Yola dair işittiğim her sözden başkaydı yolculuklarım. Bundandır, 'bir karayolunun hikâyesi de olur muymuş' demeyin. Kat edilen her mesafeyi adeta karış karış içselleştiren bir aracın üzerinde ilerliyorsanız, tanıklık edilen durumların gerçekliği karşısında düşsel heybenize yer edinen yaşam ve yaşanmışlıklar, aktarılmayı bekleyen sabırsız bir dil olmaya başlar.

Çocukluğumdan ödünç aldığım enerjimle, bilinmeyene ulaşma çabası içerisinde buluverdim kendimi. Çevirdiğim pedallar, Anadolu'ya dair yaşanmışlıkların, yaşananların tüm görkemini, türlü ağıtlarını sunmaktaydı. Coğrafyanın buyurganlığında, bisikletimin selesine kurularak teker izimi bıraktım dağa, taşa, düz ovaya...

Akdeniz ile Ege'yi ayıran yarımadanın ucunda bulunan Datça'dan dâhil oldum yeni serüvenime. Aylardan nisan. Kıvrımlı, inişli çıkışlı bir rota. Yükseldikçe iki yanımda beliren mavilik. Soluklanmak, biraz da anı yaşamak. Beliren koylar, siluete bürünmüş adalar, kuş sesleri, gelişigüzel uçuşan kelebekler... Pedala kuvvet! Ahali bisikletlilere alışkın, el sallayan nicelerine karşılık vererek ilerledim, kadim Karia'ya şahitlik etmiş toprakların son kilometrelerini arşınlarken.

Issız bir koy. Dalgaların gelgitlerine kulak kabartarak bekledim geceyi. Dolandım, ıslığıma sığındım, göğü kuşatan yıldızlara kaçamak gözlerle baktım, ay ışığına sokuldum ve ara ara rüzgâra karşı sığınağım oldu kurulu çadırım. Zaman bendim, gelecek günlerimin tik taklarıydı kalp atışlarım.

Marmaris, Köyceğiz, Fethiye derken tüm Muğla'yı ardımda bırakmıştım. İnsanlar çekirge istilasından mustarip, zeytinyağı her sofranın vazgeçilmezi. Gündem, yerel seçimler üzerine kurulu. Kulaklar, olası İstanbul seçimleriyle meşgul. En yavaş hızımla ilerledim, yolluğumda kuzukulağını eksik etmedim. Dağ eteklerine ulaşıp kıl keçilerinin misafiri oldum, deniz kenarlarında kampçılarla yoldaşlık ettim, antik kentlerin kalıntılarında ise geçmişin izini sürdüm kendimce. Şehir merkezlerinin kalabalığına, keşmekeşine, samimiyetten uzak havasına çok da dâhil olmadım, pedallayarak uzaklaştım. Turizm cenneti diyorlar ya hani, nasıl cehenneme çevirdiklerine şahit oldum, beton yığınlarının uzamış gölgelerinin üzerinden geçerken. Vesselam, vira Bisiklet, diyerek devam ettim.

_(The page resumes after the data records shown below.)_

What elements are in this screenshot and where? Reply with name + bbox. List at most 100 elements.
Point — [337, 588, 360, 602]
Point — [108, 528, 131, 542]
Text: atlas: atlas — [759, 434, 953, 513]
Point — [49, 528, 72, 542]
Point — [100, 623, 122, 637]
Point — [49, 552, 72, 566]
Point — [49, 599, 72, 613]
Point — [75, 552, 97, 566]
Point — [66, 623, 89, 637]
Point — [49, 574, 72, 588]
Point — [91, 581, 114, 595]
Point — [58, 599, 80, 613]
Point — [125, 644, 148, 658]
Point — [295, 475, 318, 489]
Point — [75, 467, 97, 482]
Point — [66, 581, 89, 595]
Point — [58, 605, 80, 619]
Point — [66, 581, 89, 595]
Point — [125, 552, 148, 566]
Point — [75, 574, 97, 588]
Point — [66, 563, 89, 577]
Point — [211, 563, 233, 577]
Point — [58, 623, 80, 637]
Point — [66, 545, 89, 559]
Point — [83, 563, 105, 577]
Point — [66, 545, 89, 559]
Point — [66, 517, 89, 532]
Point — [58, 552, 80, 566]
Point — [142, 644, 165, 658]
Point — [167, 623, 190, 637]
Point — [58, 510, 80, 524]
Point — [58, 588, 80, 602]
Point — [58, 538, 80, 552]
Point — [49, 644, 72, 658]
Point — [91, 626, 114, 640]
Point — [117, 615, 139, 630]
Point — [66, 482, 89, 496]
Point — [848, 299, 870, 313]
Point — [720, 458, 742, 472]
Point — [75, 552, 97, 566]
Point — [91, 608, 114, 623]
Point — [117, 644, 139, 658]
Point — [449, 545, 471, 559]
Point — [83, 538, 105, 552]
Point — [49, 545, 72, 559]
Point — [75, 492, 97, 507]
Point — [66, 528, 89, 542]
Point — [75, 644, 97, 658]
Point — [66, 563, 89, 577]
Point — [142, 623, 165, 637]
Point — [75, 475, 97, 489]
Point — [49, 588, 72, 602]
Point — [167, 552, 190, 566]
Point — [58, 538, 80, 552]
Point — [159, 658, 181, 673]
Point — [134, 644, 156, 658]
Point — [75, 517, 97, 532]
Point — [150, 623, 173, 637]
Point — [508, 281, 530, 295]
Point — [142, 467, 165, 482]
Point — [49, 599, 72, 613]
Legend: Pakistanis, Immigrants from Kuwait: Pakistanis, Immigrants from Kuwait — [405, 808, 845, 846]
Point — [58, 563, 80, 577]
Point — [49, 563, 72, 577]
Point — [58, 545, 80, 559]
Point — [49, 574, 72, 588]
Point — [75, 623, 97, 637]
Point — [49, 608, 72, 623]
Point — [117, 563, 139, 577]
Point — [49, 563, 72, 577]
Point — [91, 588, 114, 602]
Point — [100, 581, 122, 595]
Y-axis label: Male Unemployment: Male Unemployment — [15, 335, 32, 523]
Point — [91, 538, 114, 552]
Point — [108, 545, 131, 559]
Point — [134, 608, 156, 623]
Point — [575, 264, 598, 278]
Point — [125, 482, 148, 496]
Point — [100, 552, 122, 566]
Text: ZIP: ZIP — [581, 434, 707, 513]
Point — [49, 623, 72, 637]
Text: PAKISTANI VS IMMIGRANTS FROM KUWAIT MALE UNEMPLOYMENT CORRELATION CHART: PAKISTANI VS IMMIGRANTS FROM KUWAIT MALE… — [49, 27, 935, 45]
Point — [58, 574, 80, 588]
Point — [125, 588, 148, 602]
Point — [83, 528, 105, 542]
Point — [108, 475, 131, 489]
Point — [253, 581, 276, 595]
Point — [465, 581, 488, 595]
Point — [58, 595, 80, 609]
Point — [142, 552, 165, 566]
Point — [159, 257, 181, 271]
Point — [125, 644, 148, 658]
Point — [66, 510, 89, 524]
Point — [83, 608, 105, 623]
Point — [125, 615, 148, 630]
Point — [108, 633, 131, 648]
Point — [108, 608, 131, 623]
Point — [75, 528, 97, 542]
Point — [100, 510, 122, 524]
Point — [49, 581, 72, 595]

Diyaloglar, rampalar, aşılan tepeler, gece yarıları, öğlen sıcakları, kamp ocağımda hazırlanan öğünler, güzergâhımdan saptığım nice an, yolların bahşettiği doğaçlamanın içerisinde birer şiirsel satır aralarıydı. Batı Antalya dedikleri, Kaş'tan taa Kemer'e düşler sarmalı.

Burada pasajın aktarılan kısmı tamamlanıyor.